Admin → Settings → Boarding Pass Parser → Add Claude to the cascade.

When to pick Claude over OpenAI

If you already have an Anthropic account for other things, save the extra signup. Quality difference between Claude and OpenAI vision on boarding passes is negligible — both are excellent. Pick whichever you have credit on.

You can configure both at once and order them in the cascade — TravStats tries one, falls back to the other if the first errors.

Tesseract OCR

Bundled. No setup, no API key, runs inside the app container.

Tesseract is open-source OCR — it doesn’t “understand” images, just reads pixels into text. TravStats then runs heuristics on the output (regex for flight numbers, dates, IATA codes) to extract fields.

When it works

High-contrast, machine-printed passes
Modern e-tickets with crisp digital rendering
Photos taken straight on with good lighting

When it doesn’t

Hand-stamped boarding passes (regional carriers, older airports)
Photos at an angle or with glare
Passes printed on coloured backgrounds

When Tesseract fails or returns garbage, TravStats falls through to manual entry — pre-filling the form with whatever Tesseract did manage to read. Even a partial OCR pass usually saves you typing the flight number, so the parser is rarely worthless.

Tuning

Tesseract speed and accuracy are tuned in backend/src/services/parsers/vision/. The defaults work for most use cases; advanced users can tweak language packs and PSM modes if they need to.

Choosing a configuration

The right cascade depends on what you optimise for:

“Privacy first, never send my data anywhere”

Cascade: Ollama vision → Tesseract OCR → manual

Free, fully local, slower on hand-stamped passes.
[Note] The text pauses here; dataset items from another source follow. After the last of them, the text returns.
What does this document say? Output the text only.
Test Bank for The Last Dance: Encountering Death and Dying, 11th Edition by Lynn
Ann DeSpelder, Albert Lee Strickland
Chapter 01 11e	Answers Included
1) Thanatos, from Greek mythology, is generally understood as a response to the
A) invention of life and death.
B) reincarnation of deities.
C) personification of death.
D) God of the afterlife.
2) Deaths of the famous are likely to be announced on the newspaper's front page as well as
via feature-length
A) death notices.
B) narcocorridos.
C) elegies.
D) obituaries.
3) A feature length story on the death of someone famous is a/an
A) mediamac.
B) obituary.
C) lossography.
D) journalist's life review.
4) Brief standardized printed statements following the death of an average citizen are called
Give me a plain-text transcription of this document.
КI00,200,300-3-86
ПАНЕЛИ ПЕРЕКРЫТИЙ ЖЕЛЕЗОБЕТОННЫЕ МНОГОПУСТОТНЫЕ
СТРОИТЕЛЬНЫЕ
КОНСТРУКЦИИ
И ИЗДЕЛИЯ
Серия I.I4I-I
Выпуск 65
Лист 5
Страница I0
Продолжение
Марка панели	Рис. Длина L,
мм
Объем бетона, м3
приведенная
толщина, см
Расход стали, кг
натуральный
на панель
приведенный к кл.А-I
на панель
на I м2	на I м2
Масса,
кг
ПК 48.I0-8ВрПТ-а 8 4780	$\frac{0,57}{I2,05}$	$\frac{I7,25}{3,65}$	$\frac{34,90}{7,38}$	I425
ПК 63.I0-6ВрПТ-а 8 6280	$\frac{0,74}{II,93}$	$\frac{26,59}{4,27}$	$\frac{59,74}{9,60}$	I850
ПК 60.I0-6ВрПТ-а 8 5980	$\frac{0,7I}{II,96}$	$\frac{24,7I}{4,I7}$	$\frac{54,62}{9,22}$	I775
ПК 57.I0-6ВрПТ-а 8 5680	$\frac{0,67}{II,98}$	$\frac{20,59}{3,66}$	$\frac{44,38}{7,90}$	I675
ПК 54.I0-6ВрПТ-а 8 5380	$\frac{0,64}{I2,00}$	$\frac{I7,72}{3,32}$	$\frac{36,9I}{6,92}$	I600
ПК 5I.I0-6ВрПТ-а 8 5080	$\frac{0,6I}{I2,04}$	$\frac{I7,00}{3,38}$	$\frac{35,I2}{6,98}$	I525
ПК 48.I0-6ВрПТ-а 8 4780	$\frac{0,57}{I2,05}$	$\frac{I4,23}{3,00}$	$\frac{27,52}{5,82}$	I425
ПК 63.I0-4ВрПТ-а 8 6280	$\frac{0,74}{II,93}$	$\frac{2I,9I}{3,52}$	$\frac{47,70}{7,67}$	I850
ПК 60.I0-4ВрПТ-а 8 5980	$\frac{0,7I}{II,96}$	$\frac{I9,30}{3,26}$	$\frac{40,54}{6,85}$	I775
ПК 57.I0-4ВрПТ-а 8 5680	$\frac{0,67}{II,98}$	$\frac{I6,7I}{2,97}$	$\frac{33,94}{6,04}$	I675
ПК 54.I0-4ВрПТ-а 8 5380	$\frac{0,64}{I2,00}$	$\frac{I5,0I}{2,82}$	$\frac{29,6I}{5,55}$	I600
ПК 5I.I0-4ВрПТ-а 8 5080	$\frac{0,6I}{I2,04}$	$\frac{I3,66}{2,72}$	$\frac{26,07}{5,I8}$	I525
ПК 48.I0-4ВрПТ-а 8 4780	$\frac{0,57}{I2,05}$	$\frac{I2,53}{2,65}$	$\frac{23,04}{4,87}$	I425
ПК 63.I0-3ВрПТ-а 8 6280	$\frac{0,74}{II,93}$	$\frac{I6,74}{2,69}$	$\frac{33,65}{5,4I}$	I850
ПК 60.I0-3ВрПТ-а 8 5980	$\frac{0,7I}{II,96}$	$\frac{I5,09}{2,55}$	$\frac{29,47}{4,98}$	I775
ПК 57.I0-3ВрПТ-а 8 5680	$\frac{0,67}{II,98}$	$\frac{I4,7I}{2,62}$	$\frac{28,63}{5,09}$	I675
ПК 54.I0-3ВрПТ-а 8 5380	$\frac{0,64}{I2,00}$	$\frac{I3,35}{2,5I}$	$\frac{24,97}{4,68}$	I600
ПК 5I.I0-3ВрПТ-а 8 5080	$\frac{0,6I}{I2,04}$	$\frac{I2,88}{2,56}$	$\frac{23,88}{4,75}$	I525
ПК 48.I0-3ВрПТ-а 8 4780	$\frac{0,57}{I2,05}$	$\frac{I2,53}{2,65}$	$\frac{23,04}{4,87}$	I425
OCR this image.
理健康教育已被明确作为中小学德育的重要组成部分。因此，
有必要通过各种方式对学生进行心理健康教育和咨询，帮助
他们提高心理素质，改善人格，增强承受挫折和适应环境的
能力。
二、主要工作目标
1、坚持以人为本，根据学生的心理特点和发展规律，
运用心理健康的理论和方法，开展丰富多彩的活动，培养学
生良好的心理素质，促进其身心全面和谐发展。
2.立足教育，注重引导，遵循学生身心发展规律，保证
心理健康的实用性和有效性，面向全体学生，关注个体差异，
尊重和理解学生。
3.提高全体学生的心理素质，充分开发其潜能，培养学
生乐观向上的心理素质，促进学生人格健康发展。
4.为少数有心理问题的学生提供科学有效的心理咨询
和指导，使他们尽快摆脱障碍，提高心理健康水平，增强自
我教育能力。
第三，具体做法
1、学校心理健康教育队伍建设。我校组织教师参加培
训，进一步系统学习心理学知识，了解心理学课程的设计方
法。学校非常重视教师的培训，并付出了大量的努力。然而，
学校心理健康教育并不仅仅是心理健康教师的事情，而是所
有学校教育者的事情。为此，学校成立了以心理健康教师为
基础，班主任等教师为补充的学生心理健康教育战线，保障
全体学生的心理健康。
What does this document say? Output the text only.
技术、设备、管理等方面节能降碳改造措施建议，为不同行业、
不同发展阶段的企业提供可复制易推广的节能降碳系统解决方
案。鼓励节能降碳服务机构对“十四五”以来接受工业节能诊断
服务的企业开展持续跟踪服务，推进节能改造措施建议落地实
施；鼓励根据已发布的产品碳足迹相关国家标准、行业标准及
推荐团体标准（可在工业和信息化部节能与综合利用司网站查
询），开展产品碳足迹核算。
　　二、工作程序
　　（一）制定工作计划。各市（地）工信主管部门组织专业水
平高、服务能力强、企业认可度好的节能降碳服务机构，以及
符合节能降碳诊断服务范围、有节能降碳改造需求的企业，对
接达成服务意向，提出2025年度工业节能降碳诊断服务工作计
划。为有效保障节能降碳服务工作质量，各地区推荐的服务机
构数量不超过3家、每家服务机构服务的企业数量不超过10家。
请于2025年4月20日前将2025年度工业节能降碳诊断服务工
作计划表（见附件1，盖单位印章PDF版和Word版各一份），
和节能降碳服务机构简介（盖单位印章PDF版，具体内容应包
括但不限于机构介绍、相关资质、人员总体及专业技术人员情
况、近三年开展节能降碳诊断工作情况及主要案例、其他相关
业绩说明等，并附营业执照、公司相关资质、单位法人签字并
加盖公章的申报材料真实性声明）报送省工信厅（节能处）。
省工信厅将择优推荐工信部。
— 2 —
The compromise is that some passes will need manual entry.

”Speed and accuracy first, cost is fine”

Cascade: OpenAI Vision → Tesseract OCR → manual

(Or Claude in place of OpenAI.) Per-scan cost is rounding-error small; quality is best-in-class.

”Best of both worlds”

Cascade: Ollama vision → OpenAI Vision → Tesseract OCR → manual

Tries local first (free, private). Falls back to OpenAI for the ~5–10% of passes Ollama struggles on (hand-stamped, low-contrast, unusual layouts). Total cost stays in the cents-per-year range for a typical user.

”Lowest hardware footprint”

Cascade: OpenAI Vision → Tesseract OCR → manual

Skip Ollama entirely. No 5 GB model, no 4 GB RAM cap. Pi-friendly. Pay a couple cents per year in API costs.

What’s actually sent

Every parser receives the raw boarding-pass image — base64 encoded, ~50 KB to ~2 MB depending on resolution.

Nothing else leaves your network for that scan. Your name, your other flights, your TravStats credentials — none of that is visible to the parser. After extraction, you see the result on the review screen and confirm before anything saves.